You may never have heard of the Tata Group, but there is a good chance you have sipped a Tata drink, slipped on Tata shoes, or slept in a Tata hotel in New York, London or Sydney. When you last checked e-mail messages, telephoned Beijing or used the Internet phone service Skype, Tata’s 60,000 kilometers, or 37,000 miles, of deep-sea cables may have connected you.

Now, one of the group companies, Tata Steel, is putting the brand name on the world map with a bid to acquire a company seven times its size, the Corus Group of Britain.

Corus said Tuesday that it had received a bid for £4.1 billion ($7.6 billion), or 455 pence a share, valuing Corus at $10.2 billion, including debt.

A deal would create the world’s sixth-largest steel company. The combination could further accelerate deal making in an industry that is merging fast in order to keep up with the largest player, the newly created Arcelor Mittal.

India appears to be emerging as not just a place for companies to outsource, but also a place for entrepreneurs to build multinational companies. The model for Tata, as it spreads internationally, is not Mittal Steel or Infosys, two other giant Indian companies. Its model is the diversified conglomerate General Electric.

It may be difficult for Tata to achieve that grand scale. Tata’s market value, at $47 billion, is equivalent to G.E.’s value back in 1992, but only an eighth of G.E.’s value today.

Still, Tata is quietly shopping the world. It spent

$1.5 billion on foreign acquisitions last year. It is the largest seller of whole-bean coffee in the United States, with its Eight O’Clock Coffee brand, which it acquired in June. With Tetley of Britain, which it acquired in 2000, it is the world’s second-largest brand of tea, behind Lipton.
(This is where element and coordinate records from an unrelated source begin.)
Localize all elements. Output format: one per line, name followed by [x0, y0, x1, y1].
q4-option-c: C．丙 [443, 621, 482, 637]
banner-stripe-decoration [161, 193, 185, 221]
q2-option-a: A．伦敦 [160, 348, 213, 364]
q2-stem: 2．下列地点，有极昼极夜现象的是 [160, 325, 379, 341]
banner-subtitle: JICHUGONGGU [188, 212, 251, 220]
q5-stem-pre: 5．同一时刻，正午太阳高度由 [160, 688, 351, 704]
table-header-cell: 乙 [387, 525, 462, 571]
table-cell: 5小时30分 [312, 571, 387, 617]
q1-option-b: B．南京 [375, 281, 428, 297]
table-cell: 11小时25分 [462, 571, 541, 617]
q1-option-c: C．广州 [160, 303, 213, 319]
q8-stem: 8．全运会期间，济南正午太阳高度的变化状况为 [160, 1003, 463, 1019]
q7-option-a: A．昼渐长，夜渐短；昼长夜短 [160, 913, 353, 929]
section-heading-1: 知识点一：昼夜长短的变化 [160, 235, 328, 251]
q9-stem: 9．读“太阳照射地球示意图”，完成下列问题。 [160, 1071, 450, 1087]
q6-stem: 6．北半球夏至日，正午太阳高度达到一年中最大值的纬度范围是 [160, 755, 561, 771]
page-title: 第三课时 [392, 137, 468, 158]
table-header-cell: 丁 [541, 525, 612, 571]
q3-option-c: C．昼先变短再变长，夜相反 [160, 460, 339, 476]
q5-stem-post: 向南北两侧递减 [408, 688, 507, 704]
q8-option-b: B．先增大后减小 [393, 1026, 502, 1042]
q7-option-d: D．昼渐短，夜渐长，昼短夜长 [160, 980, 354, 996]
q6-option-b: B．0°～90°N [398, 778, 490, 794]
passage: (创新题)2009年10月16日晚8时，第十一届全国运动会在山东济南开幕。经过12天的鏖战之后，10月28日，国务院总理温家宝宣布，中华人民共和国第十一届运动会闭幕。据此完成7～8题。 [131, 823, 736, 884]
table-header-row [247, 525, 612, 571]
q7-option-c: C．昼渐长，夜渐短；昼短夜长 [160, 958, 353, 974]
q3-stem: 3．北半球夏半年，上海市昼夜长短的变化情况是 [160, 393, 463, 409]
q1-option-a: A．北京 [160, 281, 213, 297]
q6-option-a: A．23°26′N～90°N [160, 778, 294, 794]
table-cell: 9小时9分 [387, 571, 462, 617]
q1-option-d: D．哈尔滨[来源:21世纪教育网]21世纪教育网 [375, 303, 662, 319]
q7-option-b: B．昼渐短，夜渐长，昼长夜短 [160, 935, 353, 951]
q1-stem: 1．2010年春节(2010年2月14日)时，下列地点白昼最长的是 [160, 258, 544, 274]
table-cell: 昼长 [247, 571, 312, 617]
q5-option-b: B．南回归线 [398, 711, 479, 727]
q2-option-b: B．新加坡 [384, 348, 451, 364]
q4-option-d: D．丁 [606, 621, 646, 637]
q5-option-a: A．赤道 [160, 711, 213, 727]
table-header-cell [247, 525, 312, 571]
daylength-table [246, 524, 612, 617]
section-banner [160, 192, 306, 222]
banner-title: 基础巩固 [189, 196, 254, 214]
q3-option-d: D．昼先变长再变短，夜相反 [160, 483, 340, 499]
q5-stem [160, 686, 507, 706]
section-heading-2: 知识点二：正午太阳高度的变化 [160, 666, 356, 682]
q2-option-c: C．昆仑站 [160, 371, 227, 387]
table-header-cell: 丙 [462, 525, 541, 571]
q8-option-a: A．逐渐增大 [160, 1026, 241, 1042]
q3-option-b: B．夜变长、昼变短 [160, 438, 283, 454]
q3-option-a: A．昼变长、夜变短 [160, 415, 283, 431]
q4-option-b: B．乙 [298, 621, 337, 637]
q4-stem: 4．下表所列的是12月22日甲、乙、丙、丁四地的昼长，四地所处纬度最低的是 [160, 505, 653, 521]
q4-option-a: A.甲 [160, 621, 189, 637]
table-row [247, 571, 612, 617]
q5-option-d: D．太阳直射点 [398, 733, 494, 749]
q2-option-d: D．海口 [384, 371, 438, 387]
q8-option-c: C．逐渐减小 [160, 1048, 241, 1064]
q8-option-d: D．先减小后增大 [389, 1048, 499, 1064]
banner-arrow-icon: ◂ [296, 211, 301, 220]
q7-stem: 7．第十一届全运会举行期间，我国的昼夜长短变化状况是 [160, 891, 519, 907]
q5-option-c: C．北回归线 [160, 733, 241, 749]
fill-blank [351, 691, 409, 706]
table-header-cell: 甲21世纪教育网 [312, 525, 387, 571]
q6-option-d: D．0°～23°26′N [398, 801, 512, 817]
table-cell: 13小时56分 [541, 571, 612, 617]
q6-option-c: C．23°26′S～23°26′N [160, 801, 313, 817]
In August, it bought 30 percent of Glaceau, a United States maker of bottled water containing nutrients.

Tata is also on a quest to spread its Taj hotel chain, recently paying $170 million for the Ritz-Carlton in Boston. It already owned the W Sydney hotel, and the Pierre in New York.

“We are not globalizing to go out there and teach, that’s for sure,” R. Gopalakrishnan, a Tata executive director, said in an interview in his Mumbai office.

“We’re globalizing because we think the learning of that acquired company and our learning together add up to three.”

Critics of Tata’s globalization spree say the group has tended to overpay for foreign acquisitions, partly on the belief it can cut costs from the operations.

Analysts have said Tata’s beverage arm has taken on a heavy debt load; now Tata Steel, nearly debt free, will have to assume debt to buy Corus, putting pressure on its status as one of the world’s most cost-efficient producers.

At home, Tata still focuses much of its marketing and product design on low-income consumers. “We want the brand name to be international and, at the same time, at the bottom end of the economic pyramid,” Ratan N.

Tata, the group’s chairman, said in an interview in 2004.

Tata’s success comes in part from treading lightly in overseas markets. It benefits from an image as the un-multinational – a company that goes to places like South Africa and Bangladesh saying that it wants to learn rather than teach or merely seize market share.

Though Tata has been around for more than a century, it was a sleepy family enterprise for generations. It was only recently, after Mr. Tata took over in 1991, that the company’s renaissance began. He injected discipline into the group, threatening to sell underperforming divisions and mandating greater coordination among the units. He also built up the largest Asian software company, Tata Consultancy Services.

Alan Rosling, a Tata executive director leading the international expansion, said the company’s greatest challenge was to evolve beyond its reliance on India’s low-cost base by developing innovative products. “In 30 years’ time, we’ll be a big company on a world scale,” he said. “But we’re not there yet, and we have a long way to go.”

The Tata Group, though, has cultivated a kinder, gentler side, possibly the result of sprouting in the middle of a country that is still overwhelmingly destitute. The family’s holding company, Tata Sons, is owned by charities, with two-thirds of its profit going to philanthropy.

“We’re making money,” Mr. Rosling said, “in order to give it away.”

Anand Giridharadas reported from Mumbai, and Saritha Rai from Bangalore. Heather Timmons contributed reporting from London.